Episode 9– (Joel Cohen) “The Millennium Project”: Human Populations and Livelihood in the 21st Century

Joel Cohen Headshot

In 1999, the American Philosophical Society held a symposium that gathered experts from around the world to make predictions about humanity in the 21st century. One of those experts, demographer and statistician Joel Cohen, met with host Patrick Spero to discuss this millennium’s trends and if we got them right in 1999. In this episode of Useful Knowledge, Cohen reviews his 1999 predictions on topics like population growth, economic equality, immigration, family dynamics, and more to share the outcomes, for better or worse, making recommendations for the coming decades. 

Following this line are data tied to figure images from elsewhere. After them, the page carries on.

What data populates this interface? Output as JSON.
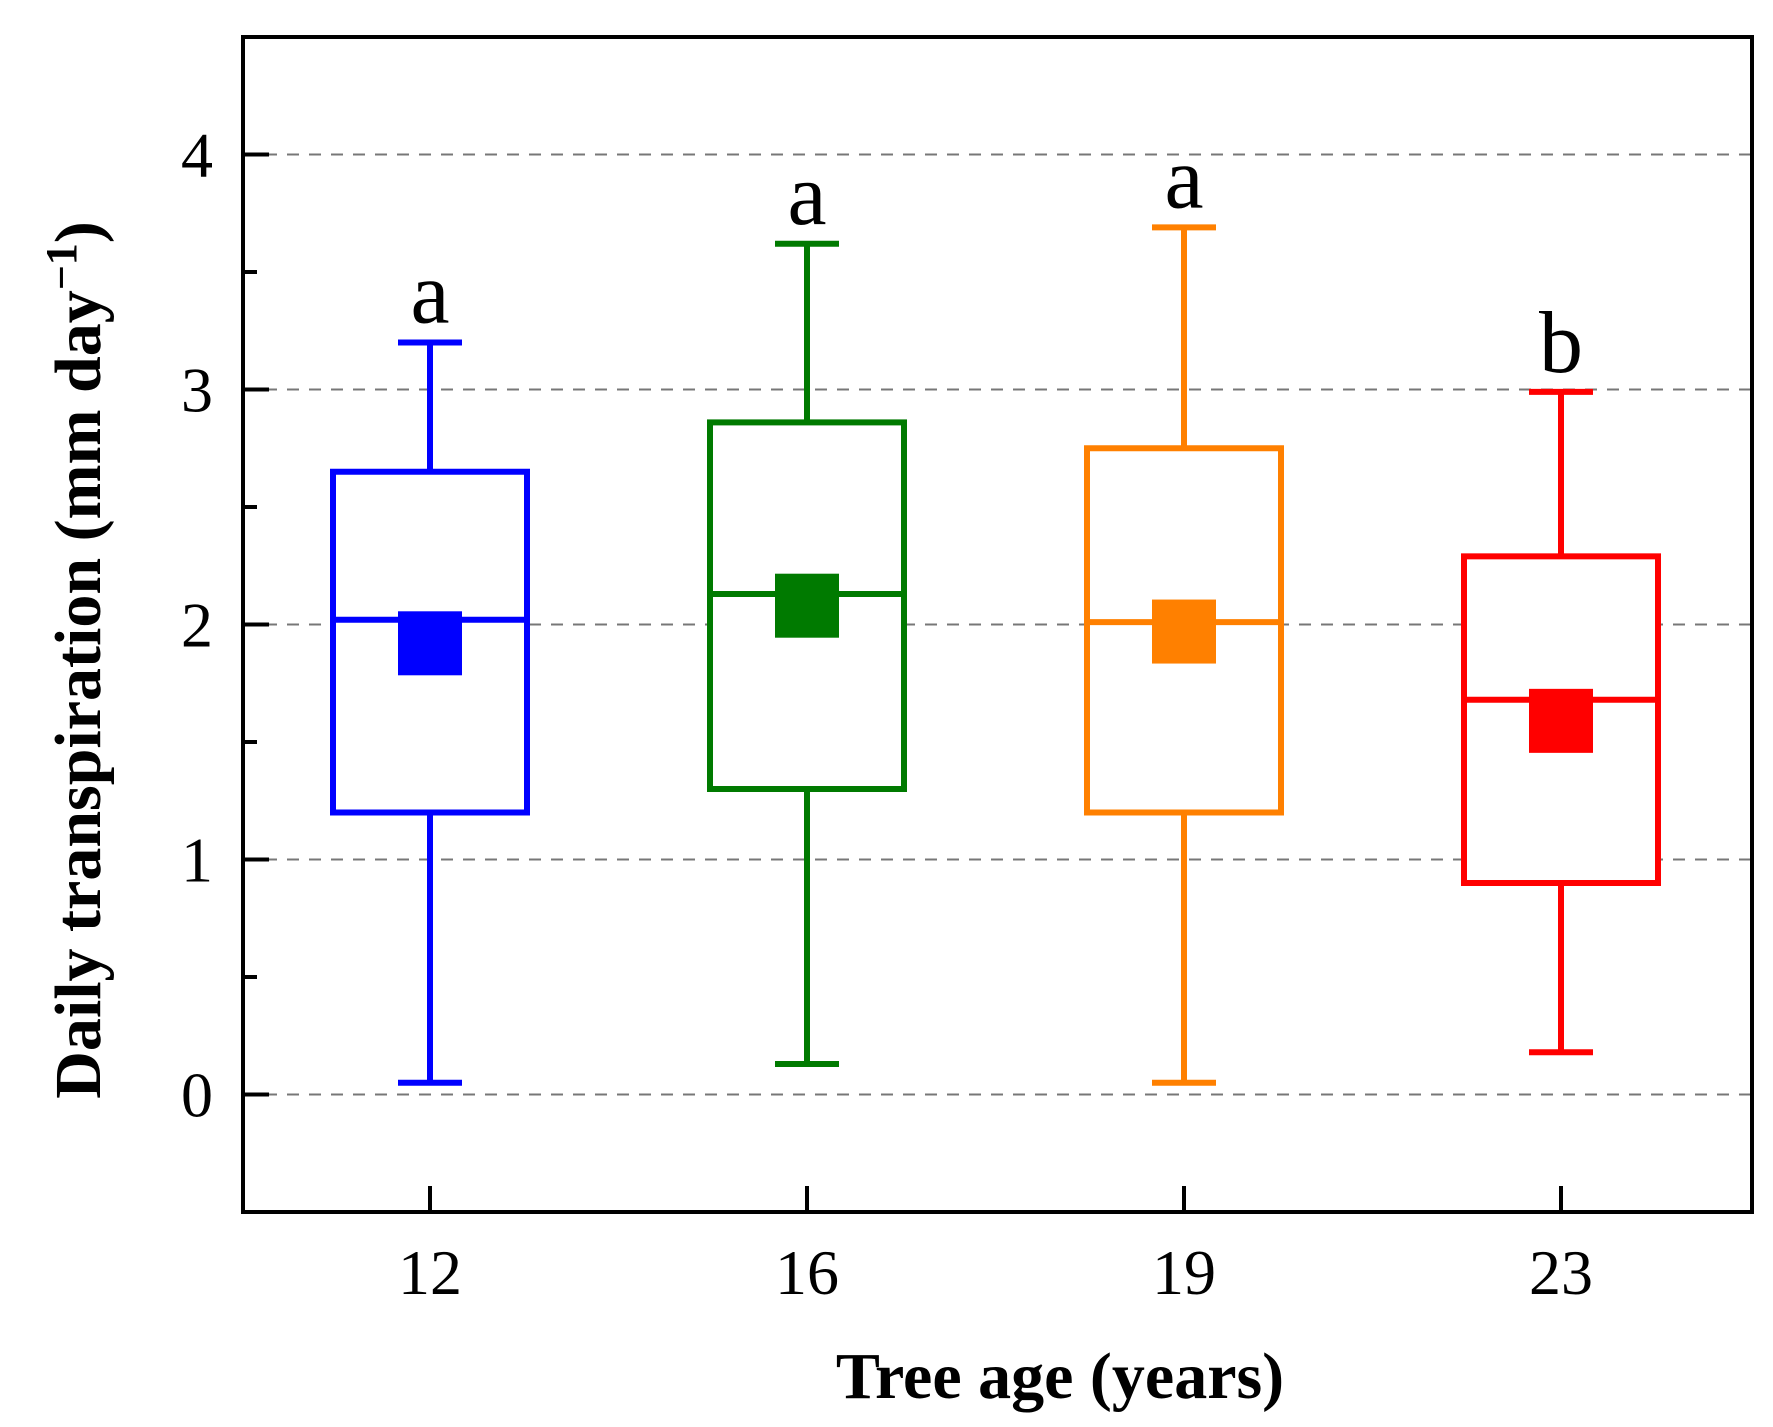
{
  "chart_data": {
    "type": "box",
    "xlabel": "Tree age (years)",
    "ylabel": "Daily transpiration (mm day",
    "ylabel_superscript": "−1",
    "ylabel_close": ")",
    "ylim": [
      -0.5,
      4.5
    ],
    "yticks": [
      0,
      1,
      2,
      3,
      4
    ],
    "yticks_labels": [
      "0",
      "1",
      "2",
      "3",
      "4"
    ],
    "grid": "dashed horizontal at major ticks",
    "boxes": [
      {
        "category": "12",
        "color": "#0000ff",
        "whisker_low": 0.05,
        "q1": 1.2,
        "median": 2.02,
        "q3": 2.65,
        "whisker_high": 3.2,
        "mean": 1.92,
        "significance": "a"
      },
      {
        "category": "16",
        "color": "#007a00",
        "whisker_low": 0.13,
        "q1": 1.3,
        "median": 2.13,
        "q3": 2.86,
        "whisker_high": 3.62,
        "mean": 2.08,
        "significance": "a"
      },
      {
        "category": "19",
        "color": "#ff8000",
        "whisker_low": 0.05,
        "q1": 1.2,
        "median": 2.01,
        "q3": 2.75,
        "whisker_high": 3.69,
        "mean": 1.97,
        "significance": "a"
      },
      {
        "category": "23",
        "color": "#ff0000",
        "whisker_low": 0.18,
        "q1": 0.9,
        "median": 1.68,
        "q3": 2.29,
        "whisker_high": 2.99,
        "mean": 1.59,
        "significance": "b"
      }
    ]
  }
}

Joel E. Cohen is the Abby Rockefeller Mauzé Professor of Populations at the Rockefeller University, New York. He studies the demography, ecology, epidemiology, and social organization of human and non-human populations using mathematical, statistical, and
computational concepts and tools. He earned doctorates in applied mathematics in 1970 and population sciences and tropical public health in 1973 from Harvard University. He has published 14 books and more than 480 papers and chapters. His books include How
Many People Can the Earth Support? and a book of scientific and mathematical jokes. He was named a MacArthur Fellow and a Guggenheim Fellow in 1981 and was elected to the U.S. National Academy of Sciences in 1997. In 1992, he received the Mindel C. Sheps Award of the Population Association of America.